1. Field of the Invention
The present invention generally relates to a method and apparatus for protecting a solenoid and its associated driving circuit in an electronic device and more particularly to protecting a solenoid and the associated driving circuit in a point-of-sale terminal having a solenoid operated cash drawer driven by a circuit in a receipt printer.
2. Description of the Related Art
The use of software to control the operation of electronic business machines, such as point-of-sale (POS) terminals has become widespread. For example, software in these machines is typically used to generate a signal that energizes a solenoid to open a cash drawer.
A fault or malfunction in the software or intervening hardware may cause the signal to continue indefinitely, thereby causing the solenoid to remain energized. If the solenoid is energized for a period that exceeds its rated duty cycle, the driving circuit and the solenoid will likely be damaged. The user will then be required to spend a considerable amount of time and money to repair the cash drawer and/or receipt printer before the POS terminal is able to function properly again.
A partial block diagram of a conventional POS system 10 is shown in FIG. 1. Under normal operating conditions, application software residing in a computer 12 controls, among other functions, the opening of a cash drawer 14. Specifically, to open the cash drawer 14, a popular command issued by the computer 12 to a receipt printer 16 is the character CTRL-G, which is not a printable character.

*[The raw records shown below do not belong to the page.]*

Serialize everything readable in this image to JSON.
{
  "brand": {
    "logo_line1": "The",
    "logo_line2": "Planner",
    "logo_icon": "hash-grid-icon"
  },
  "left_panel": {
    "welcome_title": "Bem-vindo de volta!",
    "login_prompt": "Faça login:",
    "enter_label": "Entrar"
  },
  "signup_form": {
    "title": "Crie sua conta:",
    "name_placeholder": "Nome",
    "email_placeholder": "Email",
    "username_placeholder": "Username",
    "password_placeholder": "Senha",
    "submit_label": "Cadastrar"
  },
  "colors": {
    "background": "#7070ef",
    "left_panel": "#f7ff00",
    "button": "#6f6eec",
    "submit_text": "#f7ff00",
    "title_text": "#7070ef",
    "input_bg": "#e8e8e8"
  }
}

The receipt printer 16 interprets CTRL-G as a command to output a pulse that opens the cash drawer 14. Typical parameters of the pulse include a duration T of 100–500 milliseconds and a peak voltage Vcc of 12–24 VDC, which is often applied to the base of a transistor 18 in the receipt printer 16 used to drive an energizing signal 20 between Nodes D1 and D2.

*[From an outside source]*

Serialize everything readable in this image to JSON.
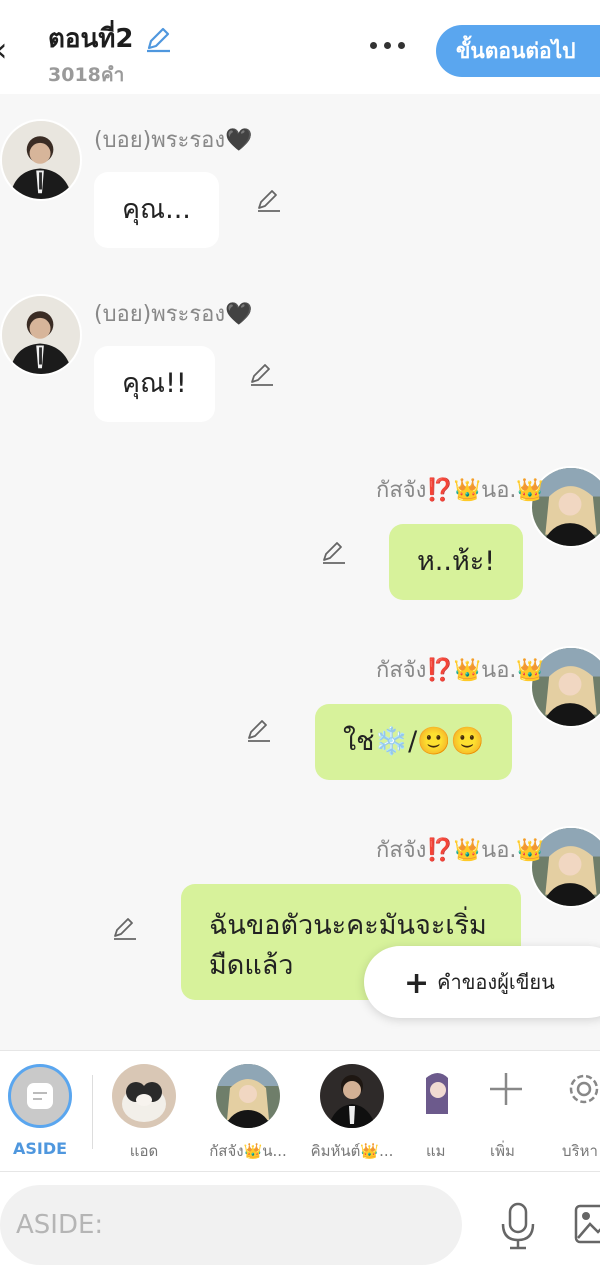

The cash drawer solenoid 22 typically has a relatively high Q or quality factor, which is the ratio of its reactance to it effective series resistance at a given frequency. Specifically, the inductance of the solenoid 22 is high but the resistance is low. Thus, for relatively short pulse durations, such as the preferred 100–500 millisecond energizing signal 20, the impedance of the solenoid 22 is high, which limits the current through the transistor 18 and solenoid 22 to an acceptable value. However, for pulses having a longer duration, the impedance of the solenoid becomes very low, which may appear as a short circuit to the driving transistor 18 in the receipt printer 16.
Burnout of the transistor 18 and/or the solenoid 22 occurs whenever the duration of the pulse exceeds a certain value. Burnout also occurs if the output of the transistor 18 is momentarily grounded, which may happen during system installation.

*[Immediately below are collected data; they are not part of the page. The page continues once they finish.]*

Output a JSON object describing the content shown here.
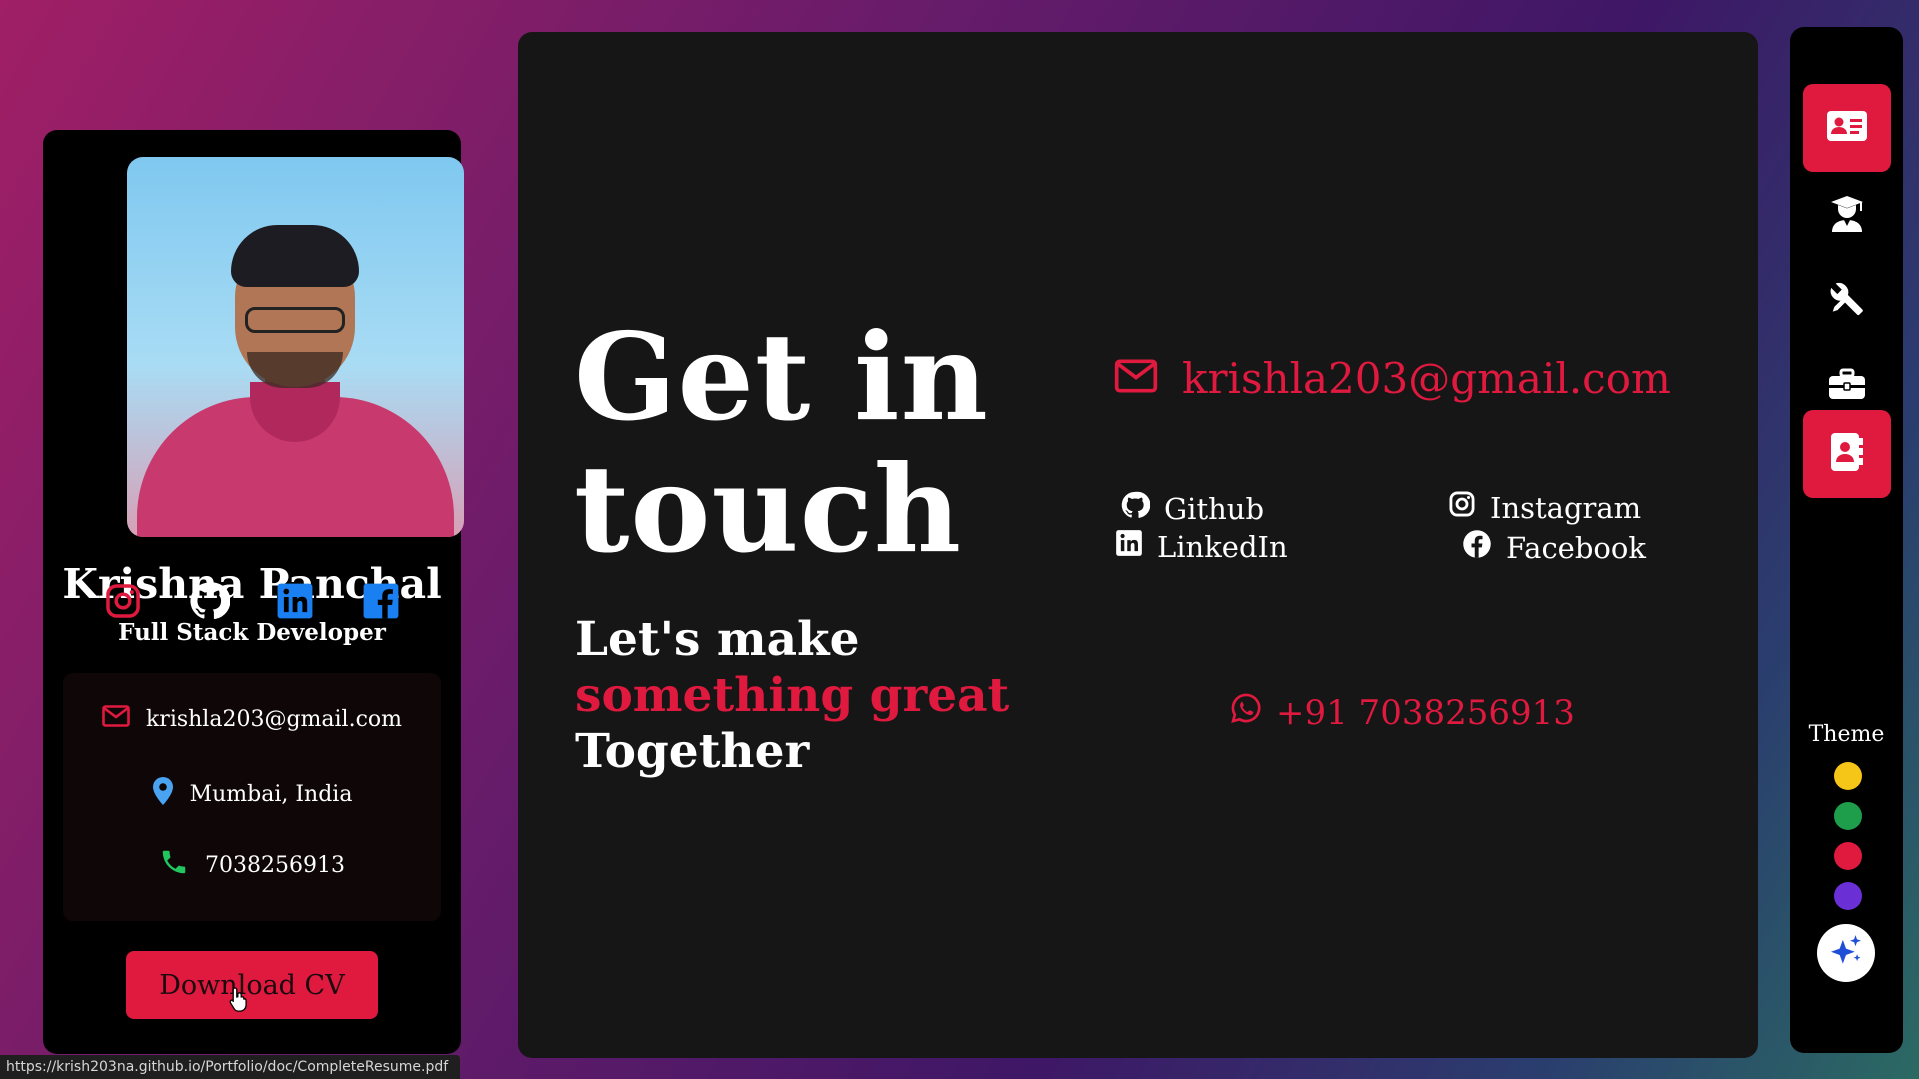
{
  "profile": {
    "name": "Krishna Panchal",
    "role": "Full Stack Developer",
    "social_icons": [
      "instagram-icon",
      "github-icon",
      "linkedin-icon",
      "facebook-icon"
    ],
    "contact": {
      "email": "krishla203@gmail.com",
      "location": "Mumbai, India",
      "phone": "7038256913"
    },
    "download_label": "Download CV"
  },
  "main": {
    "heading_line1": "Get in",
    "heading_line2": "touch",
    "tagline_line1": "Let's make",
    "tagline_line2": "something great",
    "tagline_line3": "Together",
    "email": "krishla203@gmail.com",
    "links": {
      "github": "Github",
      "instagram": "Instagram",
      "linkedin": "LinkedIn",
      "facebook": "Facebook"
    },
    "whatsapp": "+91 7038256913"
  },
  "nav": {
    "items": [
      "profile-card-icon",
      "graduation-icon",
      "tools-icon",
      "briefcase-icon",
      "contact-book-icon"
    ],
    "theme_label": "Theme",
    "theme_colors": [
      "#f5c518",
      "#1e9e4a",
      "#e0193f",
      "#6b2fd6"
    ]
  },
  "colors": {
    "accent": "#e0193f",
    "panel": "#161616",
    "card": "#000000"
  },
  "status_bar": {
    "url": "https://krish203na.github.io/Portfolio/doc/CompleteResume.pdf"
  }
}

U.S. Pat. No. 5,111,394 to Hilles et al. (Hilles), which is incorporated herein by reference, describes an electronic business machine having a cash drawer and a timeout circuit. The timeout circuit couples the output of a microprocessor to a driver for a programmable period of time. The driver provides a signal that energizes a solenoid to open the cash drawer. In an alternative embodiment, a multivibrator is substituted for the timeout circuit.
Hilles overcomes the problem of damaged transistors and solenoids common in conventional POS systems by limiting the period of time that the solenoid is energized. However, in the first embodiment of Hilles, the timeout circuit requires over thirty digital devices that add to the cost and require a significant amount of board space, as well as a source of power. Although the second embodiment of Hilles implements the timeout function in a single integrated device, that is, a multivibrator, such an active device still represents an unreliable and significant additional cost while requiring its own source of power. These characteristics substantially limit the location of and applications for the solutions proposed in Hilles.
It is an objective of the present invention to provide a much simpler and more reliable method and apparatus for protecting a solenoid and/or receipt printer in an electronic device, such as a point-of-sale terminal, which uses inexpensive passive components that do not require a source of power.
It is another objective of the present invention to provide a method and apparatus for protecting a solenoid and/or receipt printer in an electronic device, such as a point-of-sale terminal, that requires only a small amount of space and consumes negligible power.
It is yet another objective of the present invention to provide a method and apparatus for protecting a solenoid and/or receipt printer in an electronic device, such as a point-of-sale terminal, which can be used to retrofit existing electronic devices, as well as being designed into new equipment.
It is still another objective of the present invention to provide a method and apparatus for protecting a solenoid and/or receipt printer in an electronic device, such as a point-of-sale terminal, that employs a simple, straightforward design that is reliable, easy to test, and relatively maintenance free.